NEW YORK (Reuters) - Endeavor Energy Resources LP [EERL.UL] is exploring a sale that could value the Texas-based privately held oil producer at more than $10 billion, a source familiar with the matter said on Tuesday.
The firm, which holds more than 300,000 net acres in the highly sought-after Permian Basin, has selected JP Morgan Chase & Co (JPM.N) and Goldman Sachs Group Inc (GS.N) to arrange the potential sale, the source said, speaking on condition of anonymity as the information is not public.
The source added the sale process was at an early stage.
Endeavor declined to comment, as did representatives for both JP Morgan and Goldman Sachs.
Endeavor’s sale plan was first reported on Tuesday by the Wall Street Journal, citing people familiar with the matter.
Should a sale happen, it would be the latest transaction involving a Permian Basin-focused oil explorer after deals in 2018 for RSP Permian and Energen Corp EGN.N - bought by Concho Resources Inc (CXO.N) for $8 billion and Diamondback Energy Inc (FANG.O) for $9.2 billion respectively.
The area, which covers West Texas and the eastern part of New Mexico, has become the leading shale play in the United States when the country is pumping more crude than at any time since the 1970s, because of the low cost of production.
Endeavor, which is primarily focused on the Midland Basin portion of the Permian, said in August its second-quarter production was up 64 percent over a year ago to 64,000 barrels of oil equivalent per day.

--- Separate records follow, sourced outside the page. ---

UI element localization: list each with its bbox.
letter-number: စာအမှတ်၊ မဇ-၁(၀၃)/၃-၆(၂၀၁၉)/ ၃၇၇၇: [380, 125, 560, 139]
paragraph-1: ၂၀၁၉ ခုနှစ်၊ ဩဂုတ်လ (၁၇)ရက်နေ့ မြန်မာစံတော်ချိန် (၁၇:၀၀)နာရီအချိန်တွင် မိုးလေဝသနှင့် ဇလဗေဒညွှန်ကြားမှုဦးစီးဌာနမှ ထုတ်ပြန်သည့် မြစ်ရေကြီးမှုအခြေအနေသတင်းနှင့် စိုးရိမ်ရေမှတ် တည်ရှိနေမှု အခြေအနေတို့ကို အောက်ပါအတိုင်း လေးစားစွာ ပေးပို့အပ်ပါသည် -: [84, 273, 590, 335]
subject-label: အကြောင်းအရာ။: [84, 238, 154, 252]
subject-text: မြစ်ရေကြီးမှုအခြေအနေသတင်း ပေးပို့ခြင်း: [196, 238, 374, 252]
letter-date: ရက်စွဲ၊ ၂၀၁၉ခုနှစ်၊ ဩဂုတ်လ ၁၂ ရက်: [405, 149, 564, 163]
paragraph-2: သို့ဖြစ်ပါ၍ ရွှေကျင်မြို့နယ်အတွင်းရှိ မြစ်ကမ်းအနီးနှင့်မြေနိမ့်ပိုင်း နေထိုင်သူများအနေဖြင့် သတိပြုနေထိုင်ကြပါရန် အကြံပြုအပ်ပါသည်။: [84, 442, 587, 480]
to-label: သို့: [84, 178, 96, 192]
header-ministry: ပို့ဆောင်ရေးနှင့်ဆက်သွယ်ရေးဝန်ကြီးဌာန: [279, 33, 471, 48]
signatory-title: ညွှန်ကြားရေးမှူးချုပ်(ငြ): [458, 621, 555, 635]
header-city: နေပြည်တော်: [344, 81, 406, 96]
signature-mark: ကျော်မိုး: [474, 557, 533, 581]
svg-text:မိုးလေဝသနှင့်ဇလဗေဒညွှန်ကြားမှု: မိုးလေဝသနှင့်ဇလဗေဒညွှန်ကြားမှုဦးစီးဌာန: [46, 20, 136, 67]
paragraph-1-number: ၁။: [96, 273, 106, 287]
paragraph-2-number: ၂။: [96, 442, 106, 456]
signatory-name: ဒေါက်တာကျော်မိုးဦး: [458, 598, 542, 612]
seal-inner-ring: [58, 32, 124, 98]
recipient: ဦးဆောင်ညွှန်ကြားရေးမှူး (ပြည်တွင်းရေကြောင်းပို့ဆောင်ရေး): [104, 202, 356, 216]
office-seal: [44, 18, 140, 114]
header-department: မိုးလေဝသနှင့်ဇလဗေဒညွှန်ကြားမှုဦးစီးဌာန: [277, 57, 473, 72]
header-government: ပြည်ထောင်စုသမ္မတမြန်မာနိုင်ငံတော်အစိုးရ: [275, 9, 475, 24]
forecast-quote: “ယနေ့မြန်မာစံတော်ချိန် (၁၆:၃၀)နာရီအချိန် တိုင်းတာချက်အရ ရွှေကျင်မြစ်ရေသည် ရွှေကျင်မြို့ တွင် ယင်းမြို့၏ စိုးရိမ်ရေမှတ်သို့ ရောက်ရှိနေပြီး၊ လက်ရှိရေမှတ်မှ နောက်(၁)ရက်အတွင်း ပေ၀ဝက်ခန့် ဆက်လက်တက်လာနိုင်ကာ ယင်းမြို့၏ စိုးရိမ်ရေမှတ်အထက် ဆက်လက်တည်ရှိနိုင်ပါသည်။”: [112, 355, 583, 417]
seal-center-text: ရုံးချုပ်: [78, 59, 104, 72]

It also said it was operating 10 horizontal rigs and four fracking fleets in the quarter to complete wells.
During that quarter, Endeavor contracted with a pipeline operator to move 30,000 barrels per day of oil to the Corpus Christi, Texas, oil export hub beginning in the fourth quarter of 2019.
The company has had drilling partnerships with an Ares Management LP subsidiary and with Exxon Mobil Corp’s XTO Energy subsidiary.